Calano gli Immigrati Negli Stati Uniti per la Prima Volta Dalla Fine degli Anni Sessanta
Nei primi sei mesi del 2025, gli immigrati presenti negli Stati Uniti, sia regolari che irregolari, hanno registrato un calo di circa 1,5 milioni di persone, una diminuzione senza precedenti dalla fine degli anni Sessanta. Questo ribaltamento di tendenza potrebbe essere attribuito principalmente alle politiche restrittive sull’immigrazione introdotte dal presidente Donald Trump, riporta Attuale.

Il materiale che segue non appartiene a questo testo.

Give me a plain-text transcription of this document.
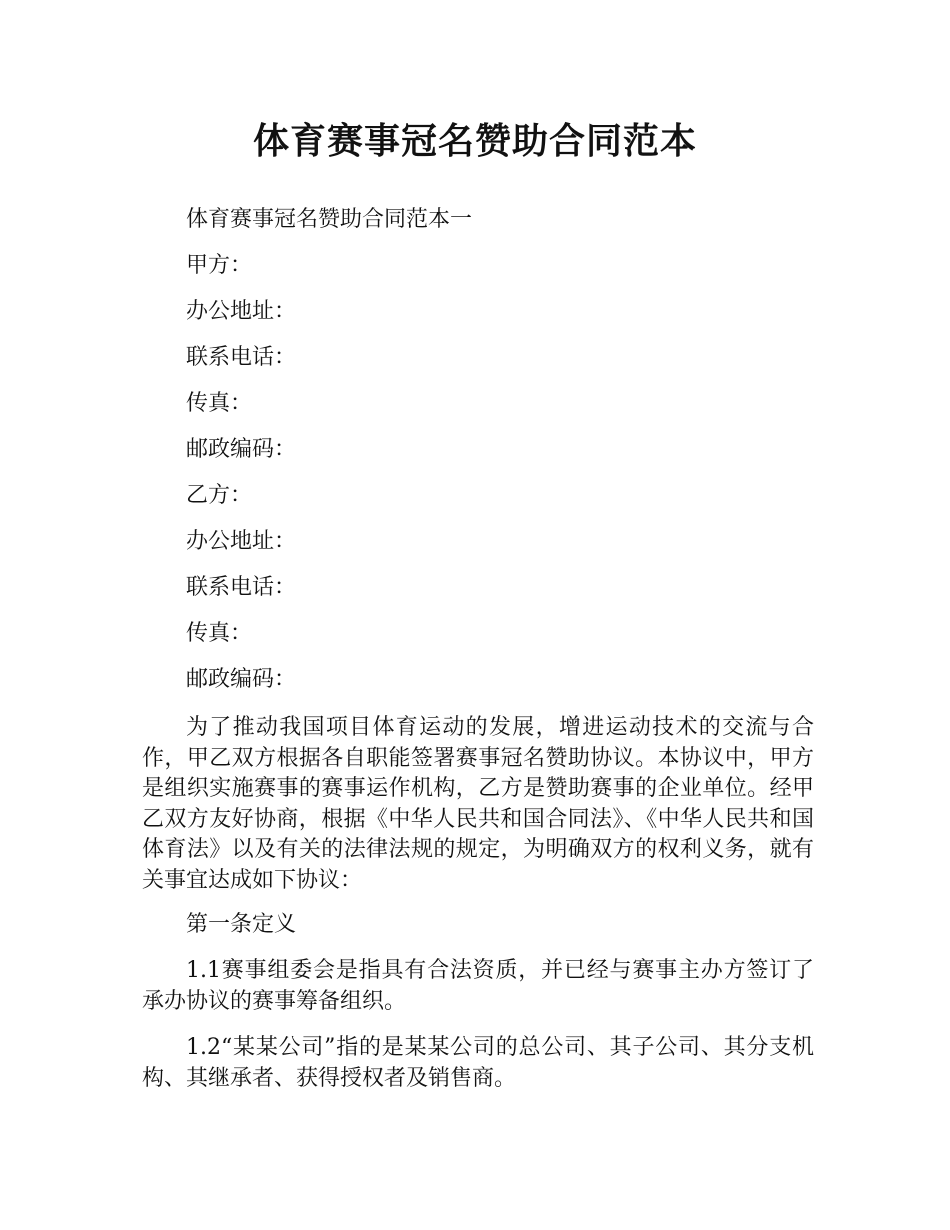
体育赛事冠名赞助合同范本

体育赛事冠名赞助合同范本一

甲方：

办公地址：

联系电话：

传真：

邮政编码：

乙方：

办公地址：

联系电话：

传真：

邮政编码：

为了推动我国项目体育运动的发展，增进运动技术的交流与合作，甲乙双方根据各自职能签署赛事冠名赞助协议。本协议中，甲方是组织实施赛事的赛事运作机构，乙方是赞助赛事的企业单位。经甲乙双方友好协商，根据《中华人民共和国合同法》、《中华人民共和国体育法》以及有关的法律法规的规定，为明确双方的权利义务，就有关事宜达成如下协议：

第一条定义

1.1赛事组委会是指具有合法资质，并已经与赛事主办方签订了承办协议的赛事筹备组织。

1.2“某某公司”指的是某某公司的总公司、其子公司、其分支机构、其继承者、获得授权者及销售商。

Un nuovo studio del Pew Research Center indica che a gennaio 2025 il numero totale di immigrati negli Stati Uniti era di 53,3 milioni, pari al 15,8% della popolazione totale, il livello più alto mai registrato. Tuttavia, entro giugno 2025, questo numero è sceso a 51,9 milioni. Si tratta principalmente di immigrati irregolari che, secondo il centro, potrebbero non aver risposto adeguatamente ai sondaggi, il che porta a prendere questi dati con cautela.
Dal suo insediamento, Trump ha intensificato le misure già in atto per limitare gli arrivi al confine messicano e ha implementato nuove politiche contro gli immigrati già presenti negli Stati Uniti. Le misure al confine includono controlli più rigorosi e l’attribuzione di poteri speciali all’esercito per operazioni di emergenza. Sul fronte delle espulsioni, l’ICE ha intensificato le operazioni di arresto nei confronti di presunti immigrati irregolari.
Il governo ha anche negoziato accordi con paesi terzi per facilitare le espulsioni, con processi che talvolta avvengono senza accuse formalizzate. Un caso emblematico è quello di Kilmar Abrego Garcia, un cittadino salvadoregno arrestato nonostante la sua regolarità di soggiorno negli Stati Uniti.
È plausibile che la diminuzione degli immigrati sia il risultato di espulsioni governative e della crescente paura tra gli immigrati irregolari, molti dei quali hanno scelto di lasciare gli Stati Uniti per evitare arresti.
Inoltre, Trump ha adottato misure per limitare l’immigrazione regolare, rendendo più difficile ottenere visti per studenti e imponendo restrizioni dai paesi di origine. Ha revocato anche permessi di soggiorno a centinaia di migliaia di immigrati arrivati negli Stati Uniti attraverso programmi umanitari avviati dalla precedente amministrazione Biden.
Secondo il Pew Research Center, a giugno 2025, il 19% della forza lavoro statunitense era composto da immigrati, in calo rispetto al 20% di gennaio. Questa riduzione rappresenta un potenziale problema per diversi settori economici, come la manifattura e l’edilizia, dove la presenza di lavoratori nati all’estero è storicamente alta. Jeffrey Passel, esperto demografico del Pew, ha sottolineato che la mancanza di crescita della popolazione attiva negli Stati Uniti rende indispensabile l’immigrazione per sostenere l’economia.